While the advice is sound, this number isn't the right number for this argument.

That 10^15 number is for UREs, which aren't going to cause silent data corruption -- simple naive RAID style mirroring/parity will easily recover from a known error of this sort without any filesystem layer checksumming. The rates for silent errors, where the disk returns the wrong data that benefit from checksumming, are a couple of orders of magnitude lower.

iberator 6 hours ago | parent | next [-]

This is pure theory. Ber shouldn't be counted per sector etc? We shouldn't tread all disk space as single entity, IMO

thfuran 4 hours ago | parent [-]

Why would that make a difference unless some sectors have higher/lower error rates than others?

Dylan16807 3 hours ago | parent [-]

For a fixed bit error rate, making your typical error 100x bigger means it will happen 100x less often.

If the typical error is an entire sector, that's over 30 thousand bits. 1:1e15 BER could mean 1 corrupted bit every 100 terabytes or it could mean 1 corrupted sector every 4 exabytes. Or anything in between. If there's any more detailed spec for what that number means, I'd love to see it.

digiown 4 hours ago | parent | prev [-]

This stat is also complete bullshit. If it were true, your scrubs of any 20+TB pool would get at least corrected errors quite frequently. But this is not the case.

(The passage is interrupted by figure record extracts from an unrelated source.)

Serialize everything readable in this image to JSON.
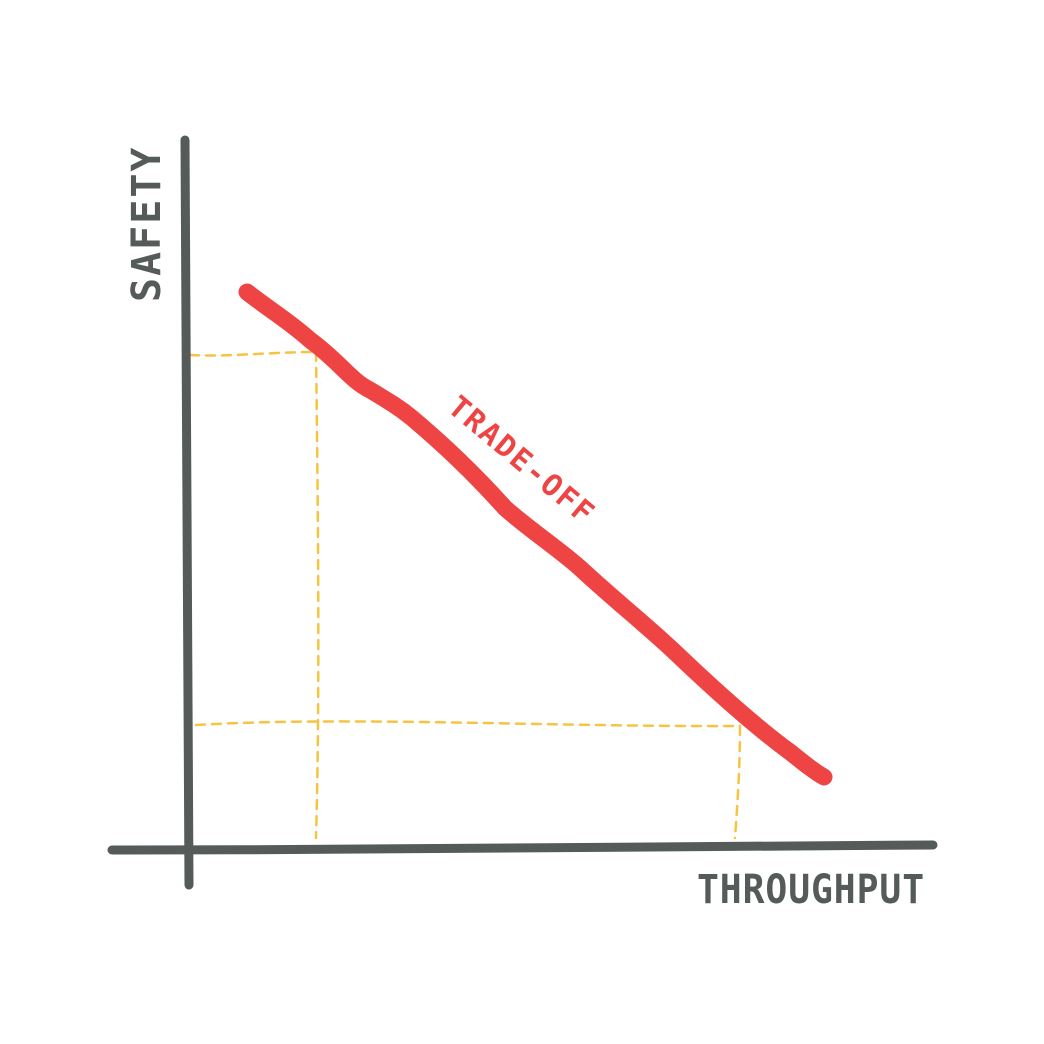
{
  "diagram": {
    "y_axis_label": "SAFETY",
    "x_axis_label": "THROUGHPUT",
    "curve_label": "TRADE-OFF",
    "colors": {
      "axis": "#555b59",
      "curve": "#ef4444",
      "guide": "#f6c343",
      "background": "#ffffff"
    }
  }
}
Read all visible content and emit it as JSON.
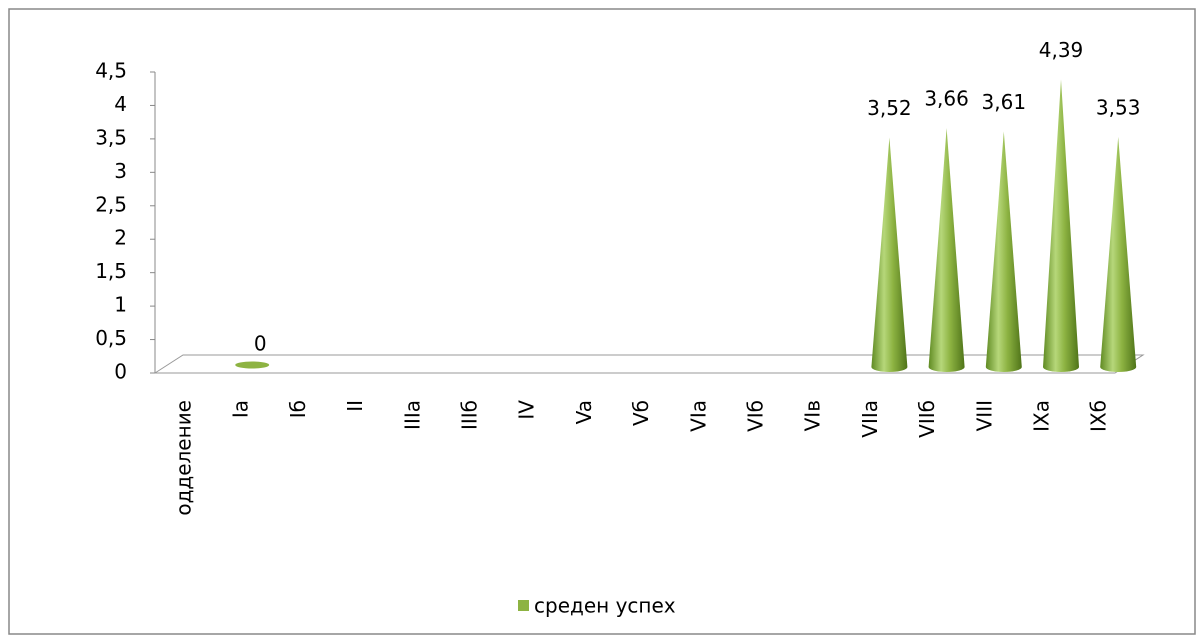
{
  "chart_data": {
    "type": "cone",
    "categories": [
      "одделение",
      "Ia",
      "Iб",
      "II",
      "IIIa",
      "IIIб",
      "IV",
      "Va",
      "Vб",
      "VIa",
      "VIб",
      "VIв",
      "VIIa",
      "VIIб",
      "VIII",
      "IXa",
      "IXб"
    ],
    "series": [
      {
        "name": "среден успех",
        "color": "#8db342",
        "values": [
          null,
          0,
          null,
          null,
          null,
          null,
          null,
          null,
          null,
          null,
          null,
          null,
          3.52,
          3.66,
          3.61,
          4.39,
          3.53
        ],
        "value_labels": [
          null,
          "0",
          null,
          null,
          null,
          null,
          null,
          null,
          null,
          null,
          null,
          null,
          "3,52",
          "3,66",
          "3,61",
          "4,39",
          "3,53"
        ]
      }
    ],
    "ylim": [
      0,
      4.5
    ],
    "yticks": [
      0,
      {
        "value": 0.5,
        "label": "0,5"
      },
      1,
      {
        "value": 1.5,
        "label": "1,5"
      },
      2,
      {
        "value": 2.5,
        "label": "2,5"
      },
      3,
      {
        "value": 3.5,
        "label": "3,5"
      },
      4,
      {
        "value": 4.5,
        "label": "4,5"
      }
    ],
    "legend": "bottom"
  }
}
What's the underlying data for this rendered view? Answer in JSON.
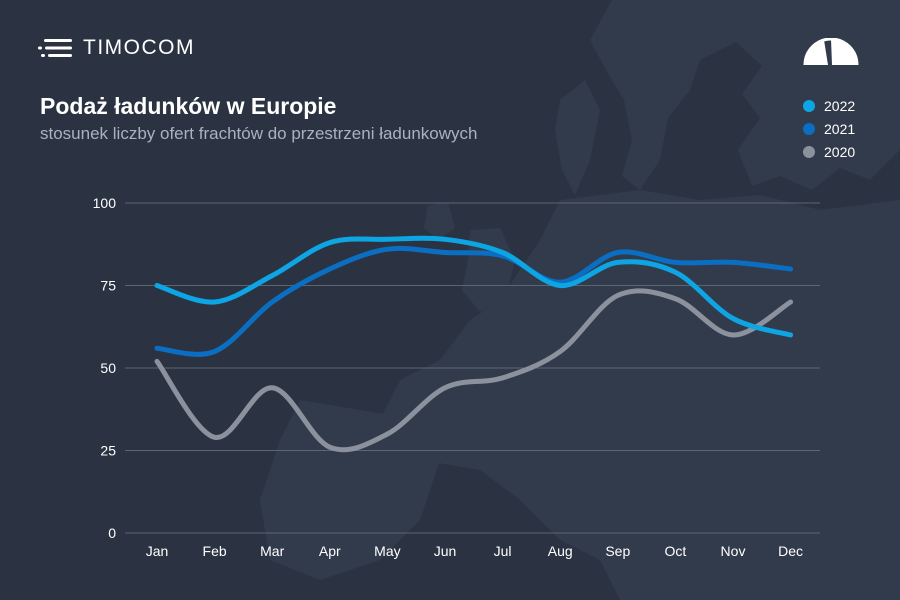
{
  "brand": {
    "name": "TIMOCOM",
    "logo_icon": "speed-lines-icon",
    "corner_icon": "gauge-icon"
  },
  "colors": {
    "background": "#2b3342",
    "series_2022": "#0ea5e4",
    "series_2021": "#0a6fc2",
    "series_2020": "#8b929e",
    "grid": "#5d6573"
  },
  "chart_data": {
    "type": "line",
    "title": "Podaż ładunków w Europie",
    "subtitle": "stosunek liczby ofert frachtów do przestrzeni ładunkowych",
    "categories": [
      "Jan",
      "Feb",
      "Mar",
      "Apr",
      "May",
      "Jun",
      "Jul",
      "Aug",
      "Sep",
      "Oct",
      "Nov",
      "Dec"
    ],
    "series": [
      {
        "name": "2022",
        "values": [
          75,
          70,
          78,
          88,
          89,
          89,
          85,
          75,
          82,
          79,
          65,
          60
        ]
      },
      {
        "name": "2021",
        "values": [
          56,
          55,
          70,
          80,
          86,
          85,
          84,
          76,
          85,
          82,
          82,
          80
        ]
      },
      {
        "name": "2020",
        "values": [
          52,
          29,
          44,
          26,
          30,
          44,
          47,
          55,
          72,
          71,
          60,
          70
        ]
      }
    ],
    "yticks": [
      0,
      25,
      50,
      75,
      100
    ],
    "ylim": [
      0,
      100
    ],
    "grid": true,
    "legend_position": "top-right"
  }
}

The consumer grade drives are often given an even lower spec of 1 in 1e14. For a 20TB drive, that's more than one error every scrub, which does not happen. I don't know about you, but I would not consider a drive to be functional at all if reading it out in full would produce more than one error on average. Pretty much nothing said on that datasheet reflects reality.

alexfoo 2 hours ago | parent [-]

> This stat is also complete bullshit. If it were true, your scrubs of any 20+TB pool would get at least corrected errors quite frequently. But this is not the case.

I would expect the ZFS code is written with the expected BER in mind. If it reads something, computes the checksum and goes "uh oh" then it will probably first re-read the block/sector, see that the result is different, possibly re-read it a third time and if all OK continue on without even bothering to log an obvious BER related error. I would expect it only bothers to log or warn about something when it repeatedly reads the same data that breaks the checksum.

Caveat Reddit but https://www.reddit.com/r/zfs/comments/3gpkm9/statistics_on_r... has some useful info in it. The OP starts off with a similar premise that a BER of 10^-14 is rubbish but then people in charge of very large pools of drives wade in with real world experience to give more context.